As a blind person I often rely on touch to identify objects and I have not had 100%success. When we first got married, we lived a cottage in St.Johns. I recall making a cup of tea once whilst Barbara was out in the garden. As I placed my hand on the draining board I touched a furry object. I recoiled in horror, shouting blue murder thinking I had put my hand on a rat. What in Heavens name I thought I rat would be doing sitting perfectly still or dead on our draining board, goodness only knows. Anyway I hid under the stairs until Barbara came in from the garden and explained that the furry object on the draining board was nothing more harmless than one of her slippers which she had reclaimed from Escort the guide dog. On another occasion while messing about in the kitchen, my hand touched a slimy object. I yelled out to Barbara that there was a bloody great slug on the draining board. The bloody great slug turned out to be nothing more sinister than a pound of sausages that Barbara had put out to defrost.

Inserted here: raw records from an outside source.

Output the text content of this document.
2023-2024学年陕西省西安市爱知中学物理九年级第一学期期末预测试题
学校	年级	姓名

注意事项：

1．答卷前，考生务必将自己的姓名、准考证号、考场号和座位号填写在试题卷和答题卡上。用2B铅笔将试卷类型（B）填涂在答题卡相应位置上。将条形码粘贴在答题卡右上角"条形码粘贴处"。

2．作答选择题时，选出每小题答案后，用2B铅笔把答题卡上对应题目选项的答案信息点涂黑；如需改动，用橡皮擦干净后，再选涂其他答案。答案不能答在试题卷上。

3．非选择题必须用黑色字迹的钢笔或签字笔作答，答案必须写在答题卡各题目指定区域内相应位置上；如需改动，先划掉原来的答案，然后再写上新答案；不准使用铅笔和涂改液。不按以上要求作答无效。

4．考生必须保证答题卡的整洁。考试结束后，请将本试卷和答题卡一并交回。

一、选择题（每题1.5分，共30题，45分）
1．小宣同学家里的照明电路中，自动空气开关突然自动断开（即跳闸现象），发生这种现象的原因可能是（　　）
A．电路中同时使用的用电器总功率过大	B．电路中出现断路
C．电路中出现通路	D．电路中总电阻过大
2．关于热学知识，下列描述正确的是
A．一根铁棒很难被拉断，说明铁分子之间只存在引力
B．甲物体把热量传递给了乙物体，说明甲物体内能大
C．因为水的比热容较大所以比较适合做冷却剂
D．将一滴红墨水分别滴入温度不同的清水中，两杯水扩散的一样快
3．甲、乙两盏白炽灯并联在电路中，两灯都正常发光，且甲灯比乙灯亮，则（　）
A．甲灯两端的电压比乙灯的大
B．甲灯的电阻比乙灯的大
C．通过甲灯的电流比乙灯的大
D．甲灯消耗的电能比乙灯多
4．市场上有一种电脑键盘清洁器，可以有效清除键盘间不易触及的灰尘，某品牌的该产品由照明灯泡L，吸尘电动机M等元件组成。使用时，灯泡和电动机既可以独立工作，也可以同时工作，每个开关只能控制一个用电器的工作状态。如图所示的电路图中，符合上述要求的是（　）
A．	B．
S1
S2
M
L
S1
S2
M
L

When I worked at the bank in Douglas, I use to stand outside the main doors and wait for Barbara to collect me in the car. I recall one night standing there in the company of Avril who worked with me. It was heaving with rain and I also had my guide dog Escort with me. I told Avril to go on home but she insisted on staying with me until Barbara arrived. We stood waiting in the pouring rain getting soaked. Escort was dripping rain and coated in mud. A car pulled up and Avril had the door open and Escort shoved in the back and I was hustled in to the front passenger seat before you could blink. As Escort tramped up and down on the back seat to muddy it up to the max and I sat dripping puddles of water in the front. The lady driver very politely but, none-the-less frantically, explained that I was in the wrong car. As I opened the door and dragged Escort over the front seat and out into the pouring rain, 'Sorry', just didn't seem enough. If the lady concerned is indeed reading this blog, I am indeed extremely sorry.
This blog is fast becoming an apology for all my wrong doings. Still I guess if I can be so stupid as to think a discarded slipper might be a rat, or, a pound of sausages might be a slug then I have to forgive the doctors (whose tasks are infinitely more difficult than mine) in getting it wrong from time to time.
Until tomorrow, Tom Glassey, news at 10.45. on the banks of the Silverburn river.